Face à la montée inquiétante de l’antibiorésistance, une solution longtemps oubliée a refait surface : les bactériophages, des virus capables de tuer spécifiquement les bactéries. À Lausanne, ces “virus tueurs” ont suscité un regain d’intérêt et sont apparus comme une piste sérieuse pour compléter — voire transformer — les traitements actuels.
Contrairement aux antibiotiques, les bactériophages agissent de manière ciblée. Ils infectent uniquement certaines bactéries, s’y multiplient, puis les détruisent sans affecter les cellules humaines ni la flore bénéfique. Cette précision en fait une alternative particulièrement intéressante face aux bactéries devenues résistantes aux traitements classiques.
L’antibiorésistance constitue aujourd’hui une crise sanitaire mondiale. Les infections causées par des bactéries multirésistantes entraînent des hospitalisations longues et des traitements de plus en plus lourds, avec des résultats parfois insuffisants. Dans ce contexte, la phagothérapie a été envisagée comme une solution complémentaire, notamment dans les cas les plus graves.
En Suisse, et notamment à Lausanne, les recherches se sont intensifiées. Des équipes scientifiques ont travaillé à isoler et sélectionner des phages efficaces contre des bactéries spécifiques, une étape essentielle car chaque traitement doit être hautement personnalisé. Cette approche, bien que prometteuse, reste complexe et encore largement expérimentale.

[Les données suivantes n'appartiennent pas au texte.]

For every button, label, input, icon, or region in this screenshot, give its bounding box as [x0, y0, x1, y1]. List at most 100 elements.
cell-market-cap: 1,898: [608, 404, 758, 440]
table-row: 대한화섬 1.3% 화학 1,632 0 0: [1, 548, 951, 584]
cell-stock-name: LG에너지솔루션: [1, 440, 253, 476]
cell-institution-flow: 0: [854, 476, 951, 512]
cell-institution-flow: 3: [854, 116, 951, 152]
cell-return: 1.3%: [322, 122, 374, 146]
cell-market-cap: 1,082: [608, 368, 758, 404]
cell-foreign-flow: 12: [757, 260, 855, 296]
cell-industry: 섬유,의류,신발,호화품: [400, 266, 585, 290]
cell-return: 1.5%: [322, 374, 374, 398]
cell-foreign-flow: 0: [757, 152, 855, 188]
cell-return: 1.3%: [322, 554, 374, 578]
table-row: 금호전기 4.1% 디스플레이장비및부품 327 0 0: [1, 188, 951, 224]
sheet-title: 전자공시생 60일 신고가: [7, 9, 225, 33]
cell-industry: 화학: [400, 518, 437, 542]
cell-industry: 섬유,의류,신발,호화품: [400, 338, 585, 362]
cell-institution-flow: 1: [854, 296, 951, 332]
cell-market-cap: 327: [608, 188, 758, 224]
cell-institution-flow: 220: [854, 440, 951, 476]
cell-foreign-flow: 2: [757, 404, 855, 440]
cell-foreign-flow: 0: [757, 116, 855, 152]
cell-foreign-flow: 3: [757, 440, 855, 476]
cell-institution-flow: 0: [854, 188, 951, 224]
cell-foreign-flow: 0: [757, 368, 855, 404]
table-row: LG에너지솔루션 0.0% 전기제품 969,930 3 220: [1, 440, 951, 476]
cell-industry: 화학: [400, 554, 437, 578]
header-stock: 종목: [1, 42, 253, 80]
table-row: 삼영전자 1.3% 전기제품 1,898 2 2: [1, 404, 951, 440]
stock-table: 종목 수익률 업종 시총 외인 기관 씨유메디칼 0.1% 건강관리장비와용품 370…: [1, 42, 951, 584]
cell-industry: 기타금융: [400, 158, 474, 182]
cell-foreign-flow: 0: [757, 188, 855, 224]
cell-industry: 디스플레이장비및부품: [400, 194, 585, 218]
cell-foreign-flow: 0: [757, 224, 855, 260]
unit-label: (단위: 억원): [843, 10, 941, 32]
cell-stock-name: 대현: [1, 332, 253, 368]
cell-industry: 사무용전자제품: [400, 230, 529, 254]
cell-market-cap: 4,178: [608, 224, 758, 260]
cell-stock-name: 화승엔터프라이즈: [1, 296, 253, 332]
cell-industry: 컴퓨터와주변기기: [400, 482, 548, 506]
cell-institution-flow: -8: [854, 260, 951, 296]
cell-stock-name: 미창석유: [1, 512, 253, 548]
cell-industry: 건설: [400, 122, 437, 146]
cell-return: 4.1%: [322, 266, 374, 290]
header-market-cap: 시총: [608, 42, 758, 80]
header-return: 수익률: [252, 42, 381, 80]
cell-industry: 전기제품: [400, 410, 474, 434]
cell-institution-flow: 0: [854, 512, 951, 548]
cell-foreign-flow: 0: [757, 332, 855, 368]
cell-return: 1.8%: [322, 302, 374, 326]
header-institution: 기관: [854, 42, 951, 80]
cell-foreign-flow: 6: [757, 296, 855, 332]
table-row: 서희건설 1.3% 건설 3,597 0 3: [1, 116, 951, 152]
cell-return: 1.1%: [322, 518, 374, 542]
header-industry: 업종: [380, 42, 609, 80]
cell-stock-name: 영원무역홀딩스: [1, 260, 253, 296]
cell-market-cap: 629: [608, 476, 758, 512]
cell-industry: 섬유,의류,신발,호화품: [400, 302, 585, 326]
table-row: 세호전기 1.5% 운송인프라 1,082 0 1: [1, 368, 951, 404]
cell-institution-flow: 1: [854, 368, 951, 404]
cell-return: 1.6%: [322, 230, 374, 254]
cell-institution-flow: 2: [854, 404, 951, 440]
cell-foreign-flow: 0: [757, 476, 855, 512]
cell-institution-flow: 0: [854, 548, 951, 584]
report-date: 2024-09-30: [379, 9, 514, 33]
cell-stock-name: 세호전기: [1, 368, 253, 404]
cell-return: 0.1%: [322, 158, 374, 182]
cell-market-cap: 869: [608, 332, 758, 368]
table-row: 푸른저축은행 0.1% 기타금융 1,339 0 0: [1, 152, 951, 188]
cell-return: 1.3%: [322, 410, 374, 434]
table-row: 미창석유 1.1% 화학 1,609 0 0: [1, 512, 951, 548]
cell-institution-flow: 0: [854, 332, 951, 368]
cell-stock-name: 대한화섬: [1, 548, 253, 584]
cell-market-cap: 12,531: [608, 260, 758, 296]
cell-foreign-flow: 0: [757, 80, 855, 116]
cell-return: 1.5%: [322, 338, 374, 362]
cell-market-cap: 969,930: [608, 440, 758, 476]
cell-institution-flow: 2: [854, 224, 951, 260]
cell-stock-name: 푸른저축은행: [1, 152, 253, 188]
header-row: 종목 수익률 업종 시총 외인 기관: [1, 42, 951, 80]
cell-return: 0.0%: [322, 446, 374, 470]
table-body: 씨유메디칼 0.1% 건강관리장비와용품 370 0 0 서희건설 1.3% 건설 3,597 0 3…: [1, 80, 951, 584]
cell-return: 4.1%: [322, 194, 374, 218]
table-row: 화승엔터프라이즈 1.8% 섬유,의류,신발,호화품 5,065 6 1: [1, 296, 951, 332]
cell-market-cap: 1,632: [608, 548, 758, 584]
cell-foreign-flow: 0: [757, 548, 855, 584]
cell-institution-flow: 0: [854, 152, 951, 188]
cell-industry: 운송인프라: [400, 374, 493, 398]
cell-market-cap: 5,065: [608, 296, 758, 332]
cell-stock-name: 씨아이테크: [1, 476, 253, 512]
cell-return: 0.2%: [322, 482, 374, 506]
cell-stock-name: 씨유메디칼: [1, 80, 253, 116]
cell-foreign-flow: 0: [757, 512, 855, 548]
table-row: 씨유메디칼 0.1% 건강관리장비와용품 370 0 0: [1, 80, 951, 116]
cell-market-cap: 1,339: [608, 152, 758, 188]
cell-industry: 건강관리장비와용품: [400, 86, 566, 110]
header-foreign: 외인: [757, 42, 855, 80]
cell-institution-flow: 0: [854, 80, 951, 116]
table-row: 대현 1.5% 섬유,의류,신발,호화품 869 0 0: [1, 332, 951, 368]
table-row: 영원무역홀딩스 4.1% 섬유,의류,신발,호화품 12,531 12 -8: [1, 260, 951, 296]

Les défis sont nombreux : difficulté à standardiser les traitements, manque d’essais cliniques à grande échelle et exigences réglementaires strictes. En Suisse, l’utilisation des phages a ainsi longtemps été limitée à des situations d’urgence, lorsqu’aucune autre solution thérapeutique n’était disponible.
Malgré ces obstacles, les bactériophages ont marqué un tournant. Leur capacité à contourner la résistance bactérienne et à s’adapter aux mutations en fait un outil potentiellement clé pour la médecine de demain.
Ainsi, à Lausanne comme ailleurs, ces virus longtemps ignorés se sont retrouvés “dans les starting-blocks”, prêts à jouer un rôle central dans la lutte contre l’une des plus grandes menaces sanitaires du XXIe siècle.